Vallejo High School Student Wins Anti-Gay Harassment Battle
The American Civil Liberties Union agreed on a settlement with Vallejo City Unified School District, on behalf of high school student Rochelle Hamilton, who faced anti-gay discrimination and harassment from some of the teachers and staff. Hamilton's participation in a school-sponsored 'counseling' group designed to discourage students from being lesbian, gay, bisexual, or transgender was also required.
The American Civil Liberties Union agreed on a settlement with Vallejo City Unified School District, on behalf of high school student Rochelle Hamilton, who faced anti-gay discrimination and harassment from some of the teachers and staff.
Hamilton's participation in a school-sponsored “counseling” group designed to discourage students from being lesbian, gay, bisexual, or transgender was also required. The settlement is configured to stop harassment and discrimination because of sexual orientation and gender identity at all schools in the district. Also included is district-wide anti-harassment training for faculty and students.
“All I ever wanted was to be able to go to school and just be myself. But I couldn’t do that when the people I was supposed to be learning from were judging me and telling me something was wrong with me. How was I supposed to learn when I was constantly scared?” Hamilton said. She came out as a lesbian at 13.
From the start, high school was relentless verbal harassment and discrimination from faculty due to her sexual orientation and gender expression. Hamilton entered Vallejo’s Jesse Bethel High School in the fall of 2007 as a sophomore. Seeing her daughter's depression and dropping grades Cheri Hamilton, Rochelle's mother, wrote letters, called, and met with officials in person for months before contacting the ACLU of Northern California.
While some of the problems were cause by other students, the majority of the harassment was from faculty. Reports of specifics include:
- A teacher approached Hamilton while she was hugging her girlfriend and said, “This is ungodly, and you’re going to hell. This is a sin.”
- Another teacher said, “What’s wrong with you? What are you, a man or a woman?”
- Other school staff made repeated harassing comments to Hamilton in front of her classmates, including saying, “it’s not right to be this way.”
- Hamilton was also on several occasions denied access to the girls’ locker room.
“California school districts are required by state law to protect students from harassment and discrimination, including on the basis of sexual orientation and gender identity,” Elizabeth Gill, an ACLU-NC staff attorney who was involved in the settlement, explained. “If a school district ignores anti-gay bias in schools, it is plainly violating both state and federal law. These laws are designed, in part, to ensure that all students are able to learn and thrive free from bias. When it’s left unchecked, harassment can take a serious toll on students.”
One of Hamilton's incidents was a with a school counselor. The counselor required her attendance at a special weekly support group for gay students. The actual purpose of the group became clear when the counselor taunted students for “choosing” to be gay. The counselor then attempted to talk them into changing sexual orientations and gender expressions, and told the group that it is “hard to get a job if you’re gay.” When Hamilton’s mother confronted school officials regarding the “counseling” group, the counselor responded to Hamilton the following week saying “You’re going to get this treatment your whole life. What are you going to do, stand up every time?”
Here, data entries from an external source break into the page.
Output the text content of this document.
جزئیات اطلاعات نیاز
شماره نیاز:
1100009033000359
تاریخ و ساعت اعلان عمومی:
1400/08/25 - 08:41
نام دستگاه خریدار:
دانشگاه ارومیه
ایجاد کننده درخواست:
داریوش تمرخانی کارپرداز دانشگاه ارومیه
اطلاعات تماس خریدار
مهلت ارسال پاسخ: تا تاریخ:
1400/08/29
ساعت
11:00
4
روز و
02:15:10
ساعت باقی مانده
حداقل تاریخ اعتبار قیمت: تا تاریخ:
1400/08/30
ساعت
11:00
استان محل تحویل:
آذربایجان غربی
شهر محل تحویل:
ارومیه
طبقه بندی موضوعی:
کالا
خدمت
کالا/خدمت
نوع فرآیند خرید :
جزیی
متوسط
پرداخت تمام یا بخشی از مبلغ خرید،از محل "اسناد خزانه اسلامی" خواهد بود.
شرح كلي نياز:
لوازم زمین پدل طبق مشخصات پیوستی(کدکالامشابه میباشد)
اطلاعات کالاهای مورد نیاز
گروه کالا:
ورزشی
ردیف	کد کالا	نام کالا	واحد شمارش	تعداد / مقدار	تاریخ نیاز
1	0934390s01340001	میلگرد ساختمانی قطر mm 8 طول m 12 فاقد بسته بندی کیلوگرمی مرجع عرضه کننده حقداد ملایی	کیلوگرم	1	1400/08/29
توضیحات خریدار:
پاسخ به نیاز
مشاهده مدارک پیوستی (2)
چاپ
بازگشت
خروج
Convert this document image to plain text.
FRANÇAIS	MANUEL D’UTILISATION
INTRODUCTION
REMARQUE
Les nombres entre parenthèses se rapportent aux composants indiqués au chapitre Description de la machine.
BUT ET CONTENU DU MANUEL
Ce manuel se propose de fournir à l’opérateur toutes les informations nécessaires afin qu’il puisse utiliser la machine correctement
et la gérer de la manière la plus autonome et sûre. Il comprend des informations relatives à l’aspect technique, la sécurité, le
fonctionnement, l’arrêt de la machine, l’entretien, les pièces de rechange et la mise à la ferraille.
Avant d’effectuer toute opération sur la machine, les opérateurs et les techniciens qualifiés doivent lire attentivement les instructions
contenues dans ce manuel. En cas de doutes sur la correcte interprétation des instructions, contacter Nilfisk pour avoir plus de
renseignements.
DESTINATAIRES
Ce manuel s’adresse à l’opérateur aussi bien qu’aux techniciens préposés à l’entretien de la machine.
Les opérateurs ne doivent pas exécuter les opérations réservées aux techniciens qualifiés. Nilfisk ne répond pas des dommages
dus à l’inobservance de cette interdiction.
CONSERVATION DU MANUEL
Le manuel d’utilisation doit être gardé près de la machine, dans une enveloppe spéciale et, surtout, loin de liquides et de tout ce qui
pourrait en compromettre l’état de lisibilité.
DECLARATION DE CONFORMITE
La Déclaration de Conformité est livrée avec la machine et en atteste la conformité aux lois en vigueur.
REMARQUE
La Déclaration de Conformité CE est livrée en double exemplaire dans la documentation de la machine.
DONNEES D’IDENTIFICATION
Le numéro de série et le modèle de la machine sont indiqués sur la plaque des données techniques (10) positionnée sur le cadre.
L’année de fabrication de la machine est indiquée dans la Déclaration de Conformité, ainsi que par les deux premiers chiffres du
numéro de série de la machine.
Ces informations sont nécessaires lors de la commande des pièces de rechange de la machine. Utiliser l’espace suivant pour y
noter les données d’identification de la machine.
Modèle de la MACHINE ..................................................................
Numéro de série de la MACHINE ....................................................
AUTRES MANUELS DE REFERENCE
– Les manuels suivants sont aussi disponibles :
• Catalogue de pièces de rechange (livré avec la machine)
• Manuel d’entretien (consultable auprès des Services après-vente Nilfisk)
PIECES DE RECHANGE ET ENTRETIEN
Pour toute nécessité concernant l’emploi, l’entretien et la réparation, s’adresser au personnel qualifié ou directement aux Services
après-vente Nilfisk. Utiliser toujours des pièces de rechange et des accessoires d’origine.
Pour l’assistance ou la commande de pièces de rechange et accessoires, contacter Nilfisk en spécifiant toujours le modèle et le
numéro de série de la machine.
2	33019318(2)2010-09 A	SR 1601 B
Jory Steele, the ALCU-NC's managing attorney explained “the district-wide anti-harassment training will make Vallejo schools a more welcoming place to learn for all students. District administrators made the right move in taking important steps to protect its students from bias.”
Hamilton transferred in the middle of her sophomore year to get away from the harassment of Jesse Bethel High School. She is currently finishing her junior year at a different high school in the district.
Pursuant to the five-year agreement with the ACLU, the district must uphold a clear policy explicitly prohibiting discrimination and harassment based on sexual orientation or gender identity, as required by California law; develop a specific procedure for any complaints of these incidents; provide mandatory training for all staff who may have student interaction in how to identify anti-gay harassment and discrimination, why it’s harmful, and how it can be prevented; and provide mandatory anti-harassment training to every students in the district, as well as take measures to make the district a welcoming environment for lesbian, gay, bisexual and transgender students.